A Wealth of Barn Quilts in Wisconsin

Wisconsin was actually late in joining the barn quilt movement, but with so many incredible dairy barns--those who got into barn quilts did so with a vengeance!  We had visited only briefly in the past, but now it was time to really dig in.

The day after we arrived, I visited with a quilt guild in Milwaukee and then took a side trip to the nearby quilt museum.  This is a really wonderful quilt, a 9/11 memorial. If you look closely, you might be able to see that each piece of this quilt is a face--a photo of someone lost in that tragedy.
While in the area, I met my online friend Yvonne, who has contributed photos for my calendars.  We have chatted about barn quilts a lot, and on a sunny Saturday, Glen and I shared another of our interests with Yvonne and her husband.  Here we are kayaking on the Rock River.
Our campsite was near Walworth County, WI, so each time I set out on the road I allowed a bit of extra time for photos.  Love this spotted Ohio Star!
We headed north to an unusual campground where we were parked out in a field.  The mosquitoes were horrible--like nothing I have ever seen in Georgia!  At least we had friendly neighbors.

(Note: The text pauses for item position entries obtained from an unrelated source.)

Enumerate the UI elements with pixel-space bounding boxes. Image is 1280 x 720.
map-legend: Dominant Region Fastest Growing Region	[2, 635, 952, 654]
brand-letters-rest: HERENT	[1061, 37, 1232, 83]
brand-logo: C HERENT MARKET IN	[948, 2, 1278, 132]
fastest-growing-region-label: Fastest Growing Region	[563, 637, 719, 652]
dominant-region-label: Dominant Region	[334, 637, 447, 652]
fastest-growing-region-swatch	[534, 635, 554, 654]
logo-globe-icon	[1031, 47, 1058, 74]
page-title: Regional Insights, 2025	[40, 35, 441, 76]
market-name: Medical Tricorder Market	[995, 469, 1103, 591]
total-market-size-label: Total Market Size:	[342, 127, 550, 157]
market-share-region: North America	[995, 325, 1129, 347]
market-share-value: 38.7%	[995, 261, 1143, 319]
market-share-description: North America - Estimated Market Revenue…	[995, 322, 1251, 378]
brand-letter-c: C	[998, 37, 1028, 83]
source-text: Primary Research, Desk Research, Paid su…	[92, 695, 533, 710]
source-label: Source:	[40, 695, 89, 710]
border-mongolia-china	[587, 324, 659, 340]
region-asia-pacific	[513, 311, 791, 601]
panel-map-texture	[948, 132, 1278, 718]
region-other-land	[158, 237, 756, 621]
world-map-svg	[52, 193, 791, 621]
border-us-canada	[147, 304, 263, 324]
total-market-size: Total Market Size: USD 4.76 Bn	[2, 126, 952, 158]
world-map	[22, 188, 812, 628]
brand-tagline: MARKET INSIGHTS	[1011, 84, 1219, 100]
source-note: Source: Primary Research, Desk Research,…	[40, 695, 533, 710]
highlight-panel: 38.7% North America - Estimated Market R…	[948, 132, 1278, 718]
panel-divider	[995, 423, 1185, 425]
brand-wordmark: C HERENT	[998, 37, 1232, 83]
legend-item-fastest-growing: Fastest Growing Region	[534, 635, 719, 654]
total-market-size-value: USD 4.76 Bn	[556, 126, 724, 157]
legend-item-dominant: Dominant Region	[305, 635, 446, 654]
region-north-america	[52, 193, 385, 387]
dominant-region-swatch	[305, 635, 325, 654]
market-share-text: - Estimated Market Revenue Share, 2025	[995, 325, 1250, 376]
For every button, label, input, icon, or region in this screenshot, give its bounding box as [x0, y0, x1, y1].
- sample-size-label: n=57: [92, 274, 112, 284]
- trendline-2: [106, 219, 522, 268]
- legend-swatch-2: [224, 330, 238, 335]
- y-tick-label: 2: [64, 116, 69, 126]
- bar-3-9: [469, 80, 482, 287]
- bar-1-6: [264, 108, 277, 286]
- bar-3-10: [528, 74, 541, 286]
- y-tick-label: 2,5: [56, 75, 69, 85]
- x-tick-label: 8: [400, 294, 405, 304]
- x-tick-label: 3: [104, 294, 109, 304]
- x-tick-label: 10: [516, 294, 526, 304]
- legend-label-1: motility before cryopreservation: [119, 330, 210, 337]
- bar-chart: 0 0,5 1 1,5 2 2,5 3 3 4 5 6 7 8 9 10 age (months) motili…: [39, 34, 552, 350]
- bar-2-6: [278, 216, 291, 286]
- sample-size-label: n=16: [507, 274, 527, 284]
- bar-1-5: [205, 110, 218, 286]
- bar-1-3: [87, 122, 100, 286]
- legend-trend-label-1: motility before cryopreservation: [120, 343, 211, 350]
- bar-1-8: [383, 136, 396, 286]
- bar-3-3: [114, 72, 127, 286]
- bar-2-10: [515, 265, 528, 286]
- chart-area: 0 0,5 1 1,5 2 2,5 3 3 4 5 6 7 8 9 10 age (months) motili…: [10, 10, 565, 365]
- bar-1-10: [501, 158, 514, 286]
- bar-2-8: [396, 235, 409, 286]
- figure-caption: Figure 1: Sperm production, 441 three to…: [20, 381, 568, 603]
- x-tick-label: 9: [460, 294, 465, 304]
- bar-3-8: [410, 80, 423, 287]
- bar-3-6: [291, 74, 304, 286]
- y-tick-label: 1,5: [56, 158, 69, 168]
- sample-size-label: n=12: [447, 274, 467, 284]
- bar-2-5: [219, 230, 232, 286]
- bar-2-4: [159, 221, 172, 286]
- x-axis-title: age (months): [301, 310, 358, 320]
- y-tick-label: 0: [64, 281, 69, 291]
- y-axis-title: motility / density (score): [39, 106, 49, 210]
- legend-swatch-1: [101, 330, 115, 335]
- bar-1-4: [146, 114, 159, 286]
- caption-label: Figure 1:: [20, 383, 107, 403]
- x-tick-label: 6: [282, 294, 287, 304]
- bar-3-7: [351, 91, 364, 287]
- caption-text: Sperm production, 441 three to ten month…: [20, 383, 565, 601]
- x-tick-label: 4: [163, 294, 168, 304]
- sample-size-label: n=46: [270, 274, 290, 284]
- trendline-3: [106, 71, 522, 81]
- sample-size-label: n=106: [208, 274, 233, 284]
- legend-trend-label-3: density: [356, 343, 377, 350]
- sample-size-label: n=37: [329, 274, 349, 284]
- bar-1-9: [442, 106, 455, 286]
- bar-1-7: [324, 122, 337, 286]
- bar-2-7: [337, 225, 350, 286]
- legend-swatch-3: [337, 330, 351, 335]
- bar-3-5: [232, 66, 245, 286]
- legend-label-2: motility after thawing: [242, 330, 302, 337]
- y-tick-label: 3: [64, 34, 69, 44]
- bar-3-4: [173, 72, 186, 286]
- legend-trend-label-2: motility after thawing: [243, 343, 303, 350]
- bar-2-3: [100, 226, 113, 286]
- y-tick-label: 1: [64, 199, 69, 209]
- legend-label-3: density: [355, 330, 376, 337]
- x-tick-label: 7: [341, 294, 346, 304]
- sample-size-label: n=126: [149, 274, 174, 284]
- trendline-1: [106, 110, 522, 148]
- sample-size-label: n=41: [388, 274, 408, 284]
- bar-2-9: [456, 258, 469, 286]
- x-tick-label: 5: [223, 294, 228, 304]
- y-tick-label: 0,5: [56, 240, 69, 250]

In Oconto County, I met a dairy farmer whose sense of humor is reflected in his choice of barn art.
I also toured a magnificent stone barn--really an incredible structure that is in the process of being restored.


On to the granddaddy of all quilt trails--Shawano County.  This is the largest single-county quilt trail in the country, with more than 250.  And oh, what beautiful barns--and quilt blocks!  I spent two days with Jim Leuenberger and his wife, Irene, who put together this array of barn quilts, and could have spent three more!

Here is Hands All Around--is that a picture perfect barn or what?
 These guys posed nicely for us, and Jim and I had a fun time with our photo shoot! I think we both forgot that we had stopped to see the barn quilt!
 A great example of colorful work on this Cross design.
I could show you a dozen more, but I have to save some for my archives--and for the new book, of course! Here I am with Jim in their painting studio--with their latest creations in the background.
The painting crew created a sort of sculpture our of all of the tape pulled form their paintings--looks like they love what they do!
I picked up some 2-year cheddar at the local market, and when I got back to the bus, I mentioned to Glen that there was a 9-year on the shelf as well.  Curiosity got the best of us, and we made the 20 mile round trip to grab a block of the aged variety.

SO--we left Wisconsin with both and had a taste test on the road. Boy, do I wish we had bought some more of that 9-year!  I don't think you can buy it elsewhere. I do have some Wisconsin friends who might be persuaded to send some our way, though!